Софья Андреевна, как видим, утверждала, что в супружеской неверности Льва Николаевича нельзя упрекнуть, но в то же время ей досталось по части ревности с лихвой. По части ревности к прошлому на молодую графиню испытания обрушились с первых дней замужества.
Приехав в Ясную Поляну и найдя там полный беспорядок в доме, Софья Андреевна велела прежде всего тщательно вымыть полы. Призвали крестьянок. Работа закипела. И вдруг одна из уборщиц подошла к графине и шепнула ей, указывая на Аксинью Базыкину: «Это сударушка хозяина».
И тогда, видно, не обходилось без «народных мстителей», которым до всего было дело. Ну, для чего давать такую информацию? Разве только для того, чтобы доставить переживания.
Между тем, интересно, что Лев Николаевич, когда к нему обратился его друг, последователь и биограф Павел Иванович Бирюков с рядом вопросов по биографии, среди которых был и вопрос о делах любовных, ответил так:
«О моих любвях: Первая самая сильная была детская к Сонечке Колошиной.
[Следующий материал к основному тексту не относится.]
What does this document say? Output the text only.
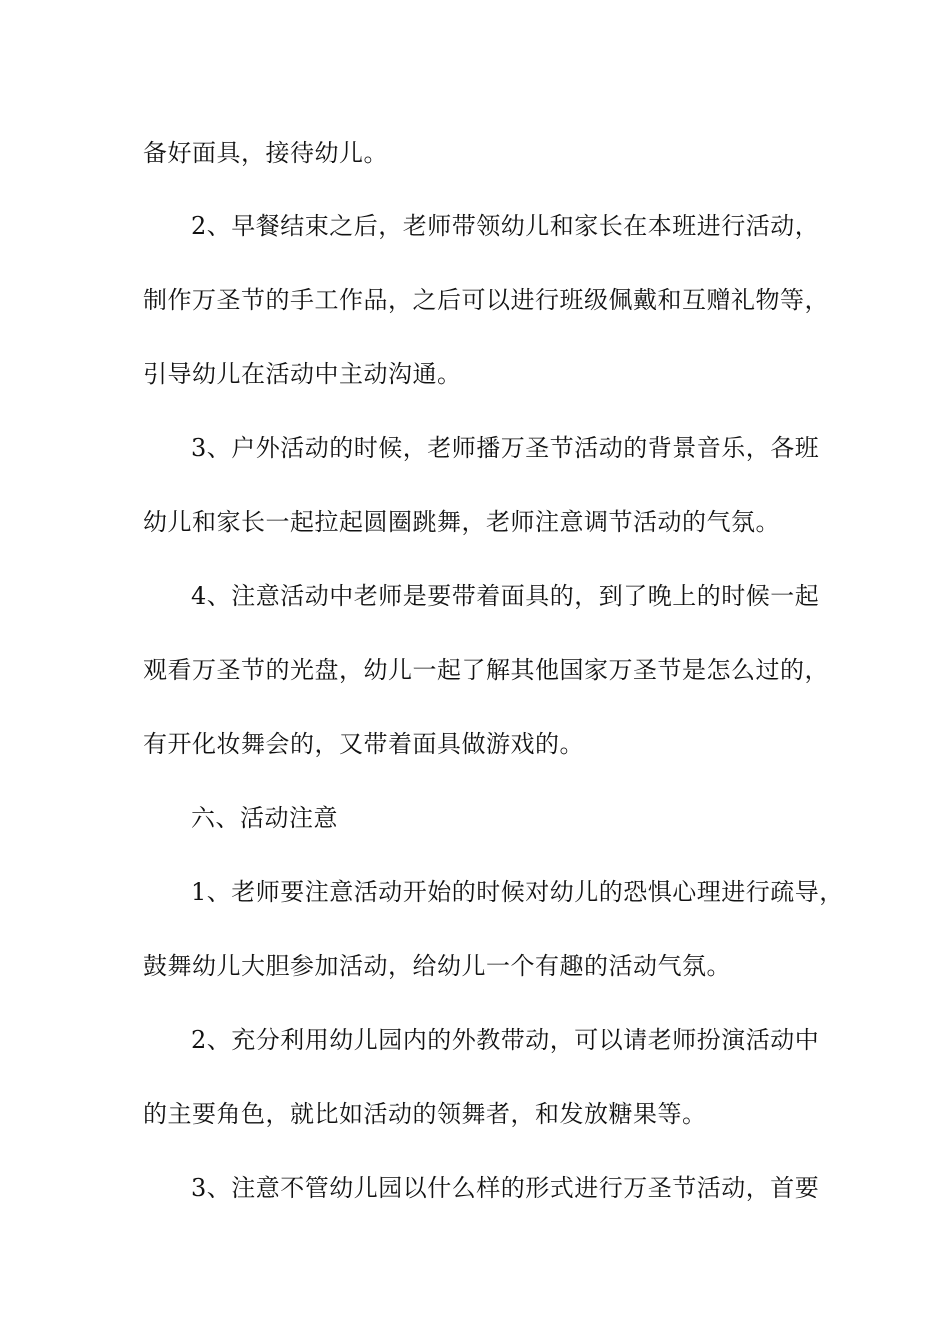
备好面具，接待幼儿。
2、早餐结束之后，老师带领幼儿和家长在本班进行活动，
制作万圣节的手工作品，之后可以进行班级佩戴和互赠礼物等，
引导幼儿在活动中主动沟通。
3、户外活动的时候，老师播万圣节活动的背景音乐，各班
幼儿和家长一起拉起圆圈跳舞，老师注意调节活动的气氛。
4、注意活动中老师是要带着面具的，到了晚上的时候一起
观看万圣节的光盘，幼儿一起了解其他国家万圣节是怎么过的，
有开化妆舞会的，又带着面具做游戏的。
六、活动注意
1、老师要注意活动开始的时候对幼儿的恐惧心理进行疏导，
鼓舞幼儿大胆参加活动，给幼儿一个有趣的活动气氛。
2、充分利用幼儿园内的外教带动，可以请老师扮演活动中
的主要角色，就比如活动的领舞者，和发放糖果等。
3、注意不管幼儿园以什么样的形式进行万圣节活动，首要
Потом, пожалуй, Зинаида Молоствова. Любовь эта была в моем воображении. Она едва ли знала что-нибудь про это. Потом казачка в станице – описано в «Казаках». Потом светское увлечение Щербатовой-Уваровой. Тоже едва ли она знала что-нибудь. Я был всегда очень робок. Потом главное, наиболее серьезное – это была Арсеньева Валерия… Я был почти женихом, и есть целая пачка моих писем к ней».
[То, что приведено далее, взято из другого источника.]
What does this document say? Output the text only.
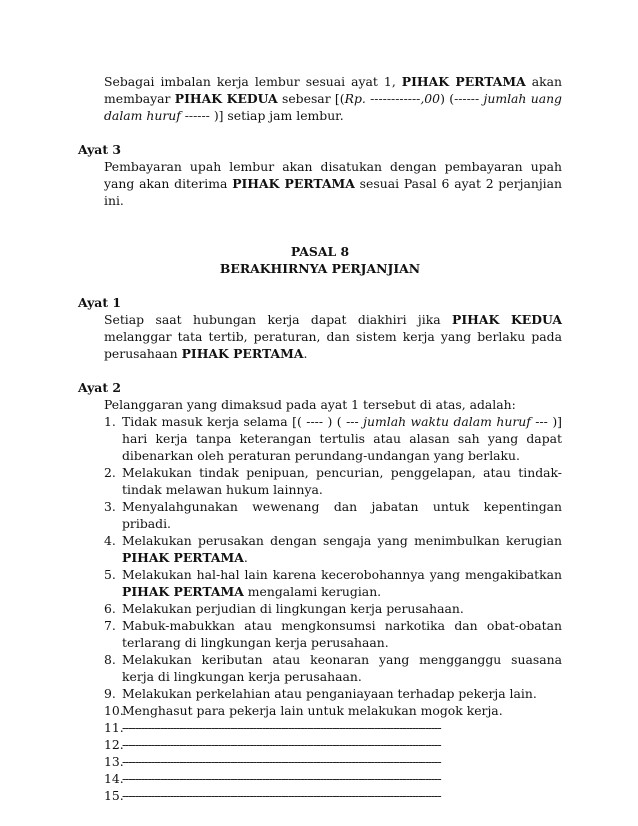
Sebagai imbalan kerja lembur sesuai ayat 1, PIHAK PERTAMA akan membayar PIHAK KEDUA sebesar [(Rp. ------------,00) (------ jumlah uang dalam huruf ------ )] setiap jam lembur.

Ayat 3

Pembayaran upah lembur akan disatukan dengan pembayaran upah yang akan diterima PIHAK PERTAMA sesuai Pasal 6 ayat 2 perjanjian ini.

PASAL 8

BERAKHIRNYA PERJANJIAN

Ayat 1

Setiap saat hubungan kerja dapat diakhiri jika PIHAK KEDUA melanggar tata tertib, peraturan, dan sistem kerja yang berlaku pada perusahaan PIHAK PERTAMA.

Ayat 2

Pelanggaran yang dimaksud pada ayat 1 tersebut di atas, adalah:

1. Tidak masuk kerja selama [( ---- ) ( --- jumlah waktu dalam huruf --- )] hari kerja tanpa keterangan tertulis atau alasan sah yang dapat dibenarkan oleh peraturan perundang-undangan yang berlaku.
2. Melakukan tindak penipuan, pencurian, penggelapan, atau tindak-tindak melawan hukum lainnya.
3. Menyalahgunakan wewenang dan jabatan untuk kepentingan pribadi.
4. Melakukan perusakan dengan sengaja yang menimbulkan kerugian PIHAK PERTAMA.
5. Melakukan hal-hal lain karena kecerobohannya yang mengakibatkan PIHAK PERTAMA mengalami kerugian.
6. Melakukan perjudian di lingkungan kerja perusahaan.
7. Mabuk-mabukkan atau mengkonsumsi narkotika dan obat-obatan terlarang di lingkungan kerja perusahaan.
8. Melakukan keributan atau keonaran yang mengganggu suasana kerja di lingkungan kerja perusahaan.
9. Melakukan perkelahian atau penganiayaan terhadap pekerja lain.
10.
Menghasut para pekerja lain untuk melakukan mogok kerja.
11.
----------------------------------------------------------------------------------------------------
12.
----------------------------------------------------------------------------------------------------
13.
----------------------------------------------------------------------------------------------------
14.
----------------------------------------------------------------------------------------------------
15.
----------------------------------------------------------------------------------------------------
Аксинью Базыкину Толстой не упомянул. Вероятно, все же чувствовал некоторую неловкость оттого, что любовь эта была к замужней женщине. Ну а то, что Базыкина была крестьянкой, его, скорее всего, мало волновало, как и все, что касалось сословий.
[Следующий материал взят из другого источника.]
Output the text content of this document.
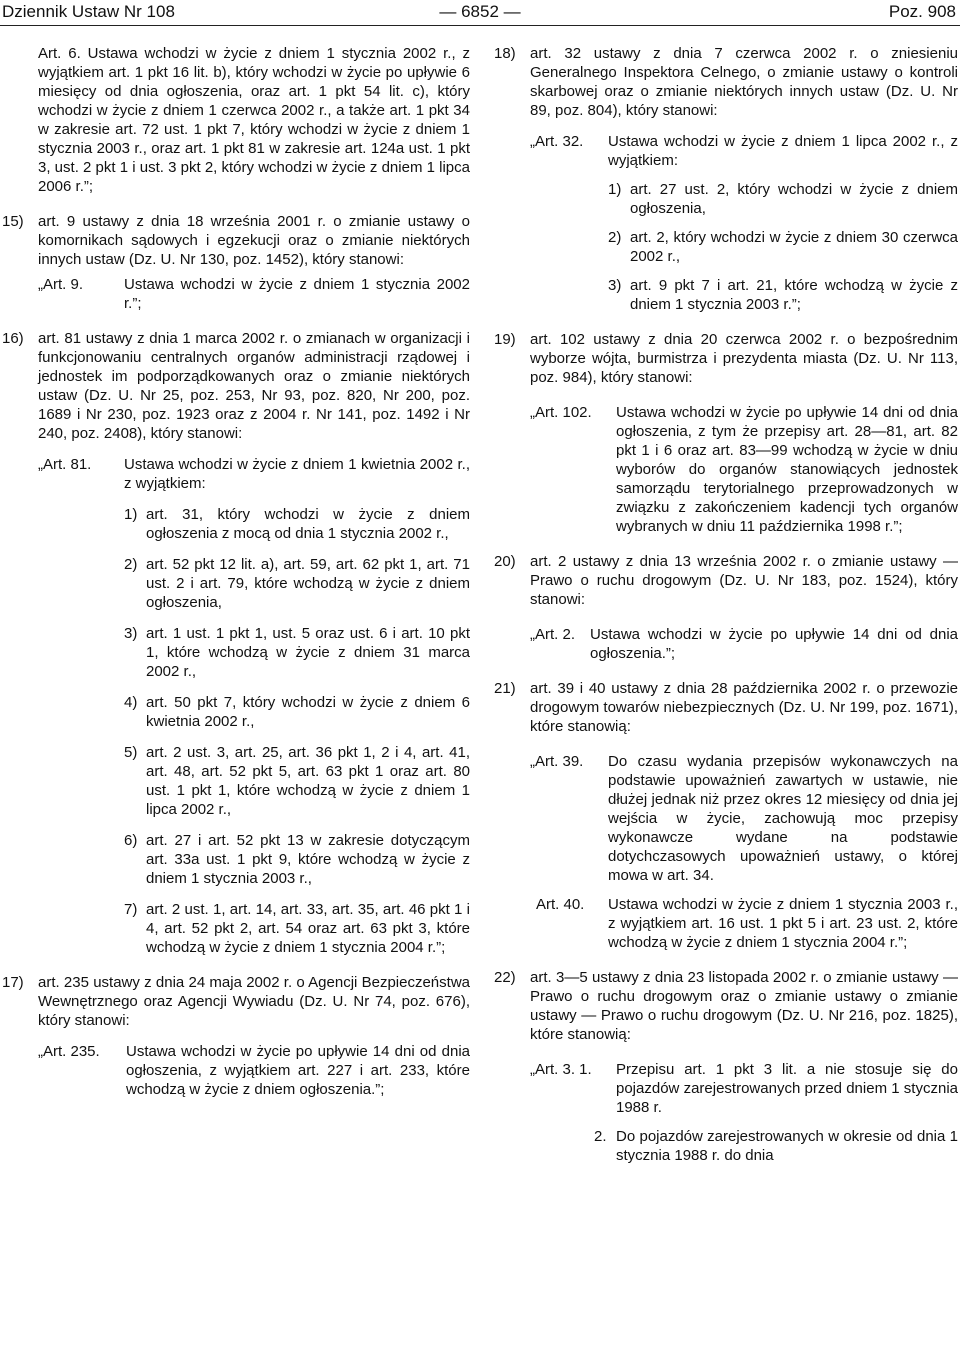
Dziennik Ustaw Nr 108	— 6852 —	Poz. 908

Art. 6. Ustawa wchodzi w życie z dniem 1 stycznia 2002 r., z wyjątkiem art. 1 pkt 16 lit. b), który wchodzi w życie po upływie 6 miesięcy od dnia ogłoszenia, oraz art. 1 pkt 54 lit. c), który wchodzi w życie z dniem 1 czerwca 2002 r., a także art. 1 pkt 34 w zakresie art. 72 ust. 1 pkt 7, który wchodzi w życie z dniem 1 stycznia 2003 r., oraz art. 1 pkt 81 w zakresie art. 124a ust. 1 pkt 3, ust. 2 pkt 1 i ust. 3 pkt 2, który wchodzi w życie z dniem 1 lipca 2006 r.”;

15) art. 9 ustawy z dnia 18 września 2001 r. o zmianie ustawy o komornikach sądowych i egzekucji oraz o zmianie niektórych innych ustaw (Dz. U. Nr 130, poz. 1452), który stanowi:
„Art. 9.	Ustawa wchodzi w życie z dniem 1 stycznia 2002 r.”;
16) art. 81 ustawy z dnia 1 marca 2002 r. o zmianach w organizacji i funkcjonowaniu centralnych organów administracji rządowej i jednostek im podporządkowanych oraz o zmianie niektórych ustaw (Dz. U. Nr 25, poz. 253, Nr 93, poz. 820, Nr 200, poz. 1689 i Nr 230, poz. 1923 oraz z 2004 r. Nr 141, poz. 1492 i Nr 240, poz. 2408), który stanowi:
„Art. 81. Ustawa wchodzi w życie z dniem 1 kwietnia 2002 r., z wyjątkiem:
1) art. 31, który wchodzi w życie z dniem ogłoszenia z mocą od dnia 1 stycznia 2002 r.,
2) art. 52 pkt 12 lit. a), art. 59, art. 62 pkt 1, art. 71 ust. 2 i art. 79, które wchodzą w życie z dniem ogłoszenia,
3) art. 1 ust. 1 pkt 1, ust. 5 oraz ust. 6 i art. 10 pkt 1, które wchodzą w życie z dniem 31 marca 2002 r.,
4) art. 50 pkt 7, który wchodzi w życie z dniem 6 kwietnia 2002 r.,
5) art. 2 ust. 3, art. 25, art. 36 pkt 1, 2 i 4, art. 41, art. 48, art. 52 pkt 5, art. 63 pkt 1 oraz art. 80 ust. 1 pkt 1, które wchodzą w życie z dniem 1 lipca 2002 r.,
6) art. 27 i art. 52 pkt 13 w zakresie dotyczącym art. 33a ust. 1 pkt 9, które wchodzą w życie z dniem 1 stycznia 2003 r.,
7) art. 2 ust. 1, art. 14, art. 33, art. 35, art. 46 pkt 1 i 4, art. 52 pkt 2, art. 54 oraz art. 63 pkt 3, które wchodzą w życie z dniem 1 stycznia 2004 r.”;
17) art. 235 ustawy z dnia 24 maja 2002 r. o Agencji Bezpieczeństwa Wewnętrznego oraz Agencji Wywiadu (Dz. U. Nr 74, poz. 676), który stanowi:
„Art. 235. Ustawa wchodzi w życie po upływie 14 dni od dnia ogłoszenia, z wyjątkiem art. 227 i art. 233, które wchodzą w życie z dniem ogłoszenia.”;
18) art. 32 ustawy z dnia 7 czerwca 2002 r. o zniesieniu Generalnego Inspektora Celnego, o zmianie ustawy o kontroli skarbowej oraz o zmianie niektórych innych ustaw (Dz. U. Nr 89, poz. 804), który stanowi:
„Art. 32. Ustawa wchodzi w życie z dniem 1 lipca 2002 r., z wyjątkiem:
1) art. 27 ust. 2, który wchodzi w życie z dniem ogłoszenia,
2) art. 2, który wchodzi w życie z dniem 30 czerwca 2002 r.,
3) art. 9 pkt 7 i art. 21, które wchodzą w życie z dniem 1 stycznia 2003 r.”;
19) art. 102 ustawy z dnia 20 czerwca 2002 r. o bezpośrednim wyborze wójta, burmistrza i prezydenta miasta (Dz. U. Nr 113, poz. 984), który stanowi:
„Art. 102. Ustawa wchodzi w życie po upływie 14 dni od dnia ogłoszenia, z tym że przepisy art. 28—81, art. 82 pkt 1 i 6 oraz art. 83—99 wchodzą w życie w dniu wyborów do organów stanowiących jednostek samorządu terytorialnego przeprowadzonych w związku z zakończeniem kadencji tych organów wybranych w dniu 11 października 1998 r.”;
20) art. 2 ustawy z dnia 13 września 2002 r. o zmianie ustawy — Prawo o ruchu drogowym (Dz. U. Nr 183, poz. 1524), który stanowi:
„Art. 2. Ustawa wchodzi w życie po upływie 14 dni od dnia ogłoszenia.”;
21) art. 39 i 40 ustawy z dnia 28 października 2002 r. o przewozie drogowym towarów niebezpiecznych (Dz. U. Nr 199, poz. 1671), które stanowią:
„Art. 39. Do czasu wydania przepisów wykonawczych na podstawie upoważnień zawartych w ustawie, nie dłużej jednak niż przez okres 12 miesięcy od dnia jej wejścia w życie, zachowują moc przepisy wykonawcze wydane na podstawie dotychczasowych upoważnień ustawy, o której mowa w art. 34.
Art. 40. Ustawa wchodzi w życie z dniem 1 stycznia 2003 r., z wyjątkiem art. 16 ust. 1 pkt 5 i art. 23 ust. 2, które wchodzą w życie z dniem 1 stycznia 2004 r.”;
22) art. 3—5 ustawy z dnia 23 listopada 2002 r. o zmianie ustawy — Prawo o ruchu drogowym oraz o zmianie ustawy o zmianie ustawy — Prawo o ruchu drogowym (Dz. U. Nr 216, poz. 1825), które stanowią:
„Art. 3. 1. Przepisu art. 1 pkt 3 lit. a nie stosuje się do pojazdów zarejestrowanych przed dniem 1 stycznia 1988 r.
2. Do pojazdów zarejestrowanych w okresie od dnia 1 stycznia 1988 r. do dnia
В то же время 13 июня 1909 года он записал: «…вспомнил Аксинью, то, что она жива, и, говорят, мой сын, и я не прошу у нее прощенья, не покаялся, не каюсь каждый час и смею осуждать других».
Известно, что у Аксиньи в 1861 году родился сын, которого назвали Тимофеем. Дети Толстого в конце концов признали его братом. Умер он в 1934 году…
Умолчав о своем увлечении в разговоре с биографом, Лев Николаевич в то же время перенес свои переживания на страницы книг – в повесть «Дьявол», в рассказы «Тихон и Маланья» и «Идиллия».
Повесть «Дьявол» – иногда ее называют рассказом – начинается со знаменитой цитаты из Евангелия: «А я говорю вам, что всякий, кто смотрит на женщину с вожделением, уже прелюбодействовал с нею в сердце своем.
Если же правый глаз твой соблазняет тебя, вырви его и брось от себя, ибо лучше для тебя, чтобы погиб один из членов твоих, а не все тело твое было ввержено в геенну.
И если правая твоя рука соблазняет тебя, отсеки ее и брось от себя, ибо лучше для тебя, чтобы погиб один из членов твоих, а не все тело твое было ввержено в геенну (Матф. V, 28, 29, 30)».
Знакомя же читателей с главным героем, Евгением Иртеновым, Лев Толстой, среди прочих его особенностей, указывает свои мысли и чувства, которые занимали его в период холостяцкой жизни.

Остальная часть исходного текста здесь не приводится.